As of now, Krasner said there is about $2.5 million still sitting the DA’s forfeiture coffers. That money will be diverted to the one-time settlement with plaintiffs in the class-action case. All residents whose property was forfeited without a conviction will be fully reimbursed, according to the consent decree.
As for future revenue churned out by the forfeiture cogs? That’s another story.
It’s not clear who’s going to control the money, or if there will be transparency
The main commitment at this point is that seized assets will be funneled into community organizations and nonprofits doing drug rehabilitation and prevention work. As phrased, that could include a lot of disparate programs. Krasner said he would personally like to direct revenue back into the zip codes it came from (read: lower income sections of the city).
But right now, there’s no official plan. And details were scarce Tuesday as to who will hold the pursestrings and how those authorities would remain accountable for the historically opaque revenue stream.

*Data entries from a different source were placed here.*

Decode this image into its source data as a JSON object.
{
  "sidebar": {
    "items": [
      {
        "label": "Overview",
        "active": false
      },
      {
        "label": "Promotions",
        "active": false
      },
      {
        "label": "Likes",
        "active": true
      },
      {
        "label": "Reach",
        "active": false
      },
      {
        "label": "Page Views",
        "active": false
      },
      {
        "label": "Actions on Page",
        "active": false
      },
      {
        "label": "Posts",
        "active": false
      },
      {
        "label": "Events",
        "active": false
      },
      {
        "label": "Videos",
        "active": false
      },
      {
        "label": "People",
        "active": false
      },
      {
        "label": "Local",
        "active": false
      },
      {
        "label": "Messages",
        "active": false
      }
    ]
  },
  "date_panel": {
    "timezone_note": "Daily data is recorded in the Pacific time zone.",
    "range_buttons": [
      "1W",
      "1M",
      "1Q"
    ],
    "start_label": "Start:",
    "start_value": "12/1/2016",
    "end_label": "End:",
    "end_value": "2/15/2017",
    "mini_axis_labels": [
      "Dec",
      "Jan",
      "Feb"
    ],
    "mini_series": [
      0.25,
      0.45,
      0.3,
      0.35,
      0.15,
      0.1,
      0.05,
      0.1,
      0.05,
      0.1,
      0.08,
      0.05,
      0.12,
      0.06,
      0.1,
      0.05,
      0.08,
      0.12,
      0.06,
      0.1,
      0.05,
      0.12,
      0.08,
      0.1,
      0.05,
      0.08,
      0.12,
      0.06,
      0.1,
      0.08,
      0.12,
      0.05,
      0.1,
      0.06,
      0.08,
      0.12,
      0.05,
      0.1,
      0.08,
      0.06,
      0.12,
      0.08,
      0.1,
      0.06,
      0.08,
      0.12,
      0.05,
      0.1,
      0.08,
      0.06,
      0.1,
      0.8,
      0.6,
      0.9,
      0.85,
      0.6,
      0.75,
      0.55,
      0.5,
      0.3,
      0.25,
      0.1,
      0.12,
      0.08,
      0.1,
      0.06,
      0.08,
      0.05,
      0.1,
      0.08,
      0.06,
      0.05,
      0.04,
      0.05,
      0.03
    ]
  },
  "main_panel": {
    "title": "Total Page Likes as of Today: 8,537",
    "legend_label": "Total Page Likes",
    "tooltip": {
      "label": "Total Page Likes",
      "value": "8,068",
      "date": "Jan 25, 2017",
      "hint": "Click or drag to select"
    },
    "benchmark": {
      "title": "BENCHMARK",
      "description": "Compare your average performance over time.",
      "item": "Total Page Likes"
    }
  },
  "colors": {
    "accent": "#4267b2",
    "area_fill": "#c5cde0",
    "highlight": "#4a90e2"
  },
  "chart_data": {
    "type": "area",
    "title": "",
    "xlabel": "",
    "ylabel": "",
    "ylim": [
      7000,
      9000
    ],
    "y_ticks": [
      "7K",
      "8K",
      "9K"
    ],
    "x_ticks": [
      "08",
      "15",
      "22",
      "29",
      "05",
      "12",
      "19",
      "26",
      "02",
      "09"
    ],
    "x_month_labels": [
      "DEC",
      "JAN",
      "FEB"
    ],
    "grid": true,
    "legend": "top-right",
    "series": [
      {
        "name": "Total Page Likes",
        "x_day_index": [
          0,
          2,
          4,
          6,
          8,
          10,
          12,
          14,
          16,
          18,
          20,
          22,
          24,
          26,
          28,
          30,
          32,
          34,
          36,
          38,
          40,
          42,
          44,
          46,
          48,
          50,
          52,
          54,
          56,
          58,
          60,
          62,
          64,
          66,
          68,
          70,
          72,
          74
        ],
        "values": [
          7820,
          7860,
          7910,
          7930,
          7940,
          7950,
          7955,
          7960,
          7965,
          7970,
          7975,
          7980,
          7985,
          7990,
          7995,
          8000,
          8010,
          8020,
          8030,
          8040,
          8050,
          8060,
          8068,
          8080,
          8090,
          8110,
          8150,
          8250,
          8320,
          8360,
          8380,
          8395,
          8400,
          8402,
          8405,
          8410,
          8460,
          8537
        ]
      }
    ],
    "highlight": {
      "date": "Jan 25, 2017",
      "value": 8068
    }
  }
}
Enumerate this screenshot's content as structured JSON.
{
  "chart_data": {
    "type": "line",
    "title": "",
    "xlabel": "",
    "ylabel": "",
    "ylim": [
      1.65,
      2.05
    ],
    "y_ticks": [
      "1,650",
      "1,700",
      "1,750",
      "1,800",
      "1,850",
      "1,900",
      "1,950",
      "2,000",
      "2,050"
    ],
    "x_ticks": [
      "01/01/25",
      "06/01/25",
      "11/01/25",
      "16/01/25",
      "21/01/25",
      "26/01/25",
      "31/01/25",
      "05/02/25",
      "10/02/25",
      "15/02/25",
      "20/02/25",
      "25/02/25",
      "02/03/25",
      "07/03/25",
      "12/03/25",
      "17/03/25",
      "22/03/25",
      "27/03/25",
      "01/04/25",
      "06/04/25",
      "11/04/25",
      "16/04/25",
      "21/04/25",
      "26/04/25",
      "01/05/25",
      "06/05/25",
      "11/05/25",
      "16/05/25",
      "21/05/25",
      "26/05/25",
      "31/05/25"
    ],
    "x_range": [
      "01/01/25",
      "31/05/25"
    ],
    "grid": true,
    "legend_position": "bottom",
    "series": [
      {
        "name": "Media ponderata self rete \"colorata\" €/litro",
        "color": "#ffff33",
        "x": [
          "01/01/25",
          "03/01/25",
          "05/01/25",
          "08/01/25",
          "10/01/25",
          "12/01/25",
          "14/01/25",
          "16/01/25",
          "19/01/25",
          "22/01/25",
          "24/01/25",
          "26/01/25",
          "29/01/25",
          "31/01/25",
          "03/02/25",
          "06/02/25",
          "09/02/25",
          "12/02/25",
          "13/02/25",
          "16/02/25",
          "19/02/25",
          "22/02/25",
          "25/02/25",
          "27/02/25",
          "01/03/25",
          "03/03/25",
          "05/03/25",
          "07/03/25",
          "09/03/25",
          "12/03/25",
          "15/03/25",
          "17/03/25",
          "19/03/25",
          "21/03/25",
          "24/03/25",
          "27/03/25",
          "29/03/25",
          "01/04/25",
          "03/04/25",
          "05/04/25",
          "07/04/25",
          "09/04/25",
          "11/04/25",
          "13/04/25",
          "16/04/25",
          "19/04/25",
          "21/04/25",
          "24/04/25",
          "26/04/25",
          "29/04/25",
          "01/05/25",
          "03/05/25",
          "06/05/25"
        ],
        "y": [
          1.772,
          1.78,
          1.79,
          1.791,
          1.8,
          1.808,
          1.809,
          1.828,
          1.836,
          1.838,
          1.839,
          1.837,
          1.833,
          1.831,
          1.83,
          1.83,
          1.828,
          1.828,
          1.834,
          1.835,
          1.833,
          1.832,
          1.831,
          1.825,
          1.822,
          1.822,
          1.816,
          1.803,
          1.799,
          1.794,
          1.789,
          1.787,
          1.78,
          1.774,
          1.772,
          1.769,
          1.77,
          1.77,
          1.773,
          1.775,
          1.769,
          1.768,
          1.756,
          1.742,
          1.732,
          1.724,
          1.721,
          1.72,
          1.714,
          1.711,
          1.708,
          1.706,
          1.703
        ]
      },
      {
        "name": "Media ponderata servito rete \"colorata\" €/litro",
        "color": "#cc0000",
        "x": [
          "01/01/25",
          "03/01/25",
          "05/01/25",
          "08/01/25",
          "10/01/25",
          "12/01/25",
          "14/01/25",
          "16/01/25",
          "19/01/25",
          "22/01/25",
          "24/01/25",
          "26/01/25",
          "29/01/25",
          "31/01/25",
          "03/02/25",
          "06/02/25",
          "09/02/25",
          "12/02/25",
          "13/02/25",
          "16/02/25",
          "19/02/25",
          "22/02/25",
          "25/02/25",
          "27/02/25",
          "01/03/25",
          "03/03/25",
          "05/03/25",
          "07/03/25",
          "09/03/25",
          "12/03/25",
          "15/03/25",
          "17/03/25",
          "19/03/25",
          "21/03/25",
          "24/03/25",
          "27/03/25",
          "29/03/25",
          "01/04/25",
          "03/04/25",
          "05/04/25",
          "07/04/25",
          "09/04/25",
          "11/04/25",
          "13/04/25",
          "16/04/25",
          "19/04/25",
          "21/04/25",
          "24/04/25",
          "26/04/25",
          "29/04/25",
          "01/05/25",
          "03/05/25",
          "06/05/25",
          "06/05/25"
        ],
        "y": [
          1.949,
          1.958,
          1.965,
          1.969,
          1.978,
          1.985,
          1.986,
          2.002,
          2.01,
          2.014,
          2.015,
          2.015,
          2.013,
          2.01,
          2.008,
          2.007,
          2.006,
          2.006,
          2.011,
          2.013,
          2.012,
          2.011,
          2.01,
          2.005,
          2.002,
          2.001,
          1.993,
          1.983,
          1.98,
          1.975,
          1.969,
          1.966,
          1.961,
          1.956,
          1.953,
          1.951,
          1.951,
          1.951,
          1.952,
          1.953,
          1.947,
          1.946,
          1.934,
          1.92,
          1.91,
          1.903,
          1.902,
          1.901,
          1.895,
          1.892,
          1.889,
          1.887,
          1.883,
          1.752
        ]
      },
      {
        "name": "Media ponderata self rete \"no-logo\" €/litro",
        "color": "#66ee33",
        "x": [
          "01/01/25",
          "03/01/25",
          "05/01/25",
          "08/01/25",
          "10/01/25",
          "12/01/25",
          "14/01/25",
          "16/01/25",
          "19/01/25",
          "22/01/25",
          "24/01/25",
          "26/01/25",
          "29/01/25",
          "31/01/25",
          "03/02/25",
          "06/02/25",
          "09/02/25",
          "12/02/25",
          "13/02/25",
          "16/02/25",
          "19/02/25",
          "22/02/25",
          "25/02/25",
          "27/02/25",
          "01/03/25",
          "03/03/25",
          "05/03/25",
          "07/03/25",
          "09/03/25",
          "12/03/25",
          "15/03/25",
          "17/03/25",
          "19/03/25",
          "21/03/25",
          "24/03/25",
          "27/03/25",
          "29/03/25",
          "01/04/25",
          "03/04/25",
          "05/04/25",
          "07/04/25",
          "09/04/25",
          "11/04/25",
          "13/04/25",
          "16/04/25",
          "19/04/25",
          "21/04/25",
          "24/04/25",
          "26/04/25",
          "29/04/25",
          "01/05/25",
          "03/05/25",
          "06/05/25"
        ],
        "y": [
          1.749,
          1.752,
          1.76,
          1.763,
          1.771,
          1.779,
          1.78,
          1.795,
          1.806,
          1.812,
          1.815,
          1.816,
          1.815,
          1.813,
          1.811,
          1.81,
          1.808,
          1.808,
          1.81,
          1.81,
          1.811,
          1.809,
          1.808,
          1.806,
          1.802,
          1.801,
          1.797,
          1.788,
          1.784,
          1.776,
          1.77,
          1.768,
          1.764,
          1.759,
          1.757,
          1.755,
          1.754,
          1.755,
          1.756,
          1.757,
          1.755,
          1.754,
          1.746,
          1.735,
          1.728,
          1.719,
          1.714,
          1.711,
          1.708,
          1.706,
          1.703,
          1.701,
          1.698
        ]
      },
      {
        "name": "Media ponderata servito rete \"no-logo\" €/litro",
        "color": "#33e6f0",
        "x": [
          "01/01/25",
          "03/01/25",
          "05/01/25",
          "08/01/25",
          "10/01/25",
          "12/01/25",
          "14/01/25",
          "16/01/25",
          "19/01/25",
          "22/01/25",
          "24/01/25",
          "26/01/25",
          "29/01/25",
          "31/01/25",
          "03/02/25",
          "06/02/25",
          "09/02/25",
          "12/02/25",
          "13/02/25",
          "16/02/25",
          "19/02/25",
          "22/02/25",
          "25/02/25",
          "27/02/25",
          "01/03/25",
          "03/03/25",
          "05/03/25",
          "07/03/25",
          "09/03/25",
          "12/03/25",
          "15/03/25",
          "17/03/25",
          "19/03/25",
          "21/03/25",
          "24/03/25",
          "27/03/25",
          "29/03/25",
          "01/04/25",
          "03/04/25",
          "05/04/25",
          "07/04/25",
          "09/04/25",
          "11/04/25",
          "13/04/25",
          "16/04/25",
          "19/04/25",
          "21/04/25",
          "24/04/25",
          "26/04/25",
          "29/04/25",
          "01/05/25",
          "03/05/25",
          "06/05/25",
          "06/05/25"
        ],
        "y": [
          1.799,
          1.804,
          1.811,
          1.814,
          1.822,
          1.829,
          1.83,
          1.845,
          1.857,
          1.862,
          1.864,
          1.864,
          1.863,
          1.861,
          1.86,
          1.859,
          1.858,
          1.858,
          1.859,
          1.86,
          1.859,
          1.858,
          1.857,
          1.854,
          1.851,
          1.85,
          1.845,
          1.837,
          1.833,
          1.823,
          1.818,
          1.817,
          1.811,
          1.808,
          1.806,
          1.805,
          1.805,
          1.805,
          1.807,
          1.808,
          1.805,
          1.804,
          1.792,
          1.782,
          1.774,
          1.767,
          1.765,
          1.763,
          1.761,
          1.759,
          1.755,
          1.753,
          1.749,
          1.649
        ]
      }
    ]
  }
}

“Any distribution we would do has to be in compliance with the law, and the law does place some limits on what we can do,” Krasner said. “However, I am willing to commit that we would be transparent as to where all those funds go.”
Coincidentally, state laws have shielded law enforcement agencies from disclosing “any meaningful transparency,” the ACLU’s Tack-Hooper noted. “And as far as I can tell, this settlement doesn’t increase transparency,”
To increase sunshine, Tack-Hooper suggested, the DA’s office could maintain a database of non-privileged information about who is losing property to forfeiture, including details about related criminal proceedings. Such a database would also allow the city (and public) to look at the impact of Philly’s forfeiture practices along racial, gender, and geographic lines.
As for where the revenue ends up, Tack-Hooper added that some should be reserved for paying for appointed counsel to forfeiture defendants trying to retrieve their property.
“The DA’s office can ask the court to appoint counsel for indigent property owners facing forfeiture who are unrepresented,” she said. “The court has inherent authority to grant such a request, but does not have any funds available to pay for appointed counsel.”
Using the money this way may not be possible under the settlement, as it’s still a mystery who control the newly reformed fund. Officials said any financial arrangement will also have to be approved by a higher court.
The Institute for Justice has until early October to finalize its agreement with the city. The details will be ironed out in the coming weeks, but reform advocates already agree these are undoubtedly big strides.
“The settlement is going to make civil forfeiture a lot harder to pursue. They have a higher standard of proof. They have to show the property owner knew about or consented to the illegal activity,” Sheth said. “Hopefully, it’s no longer going to be the same robo-file seizure system.”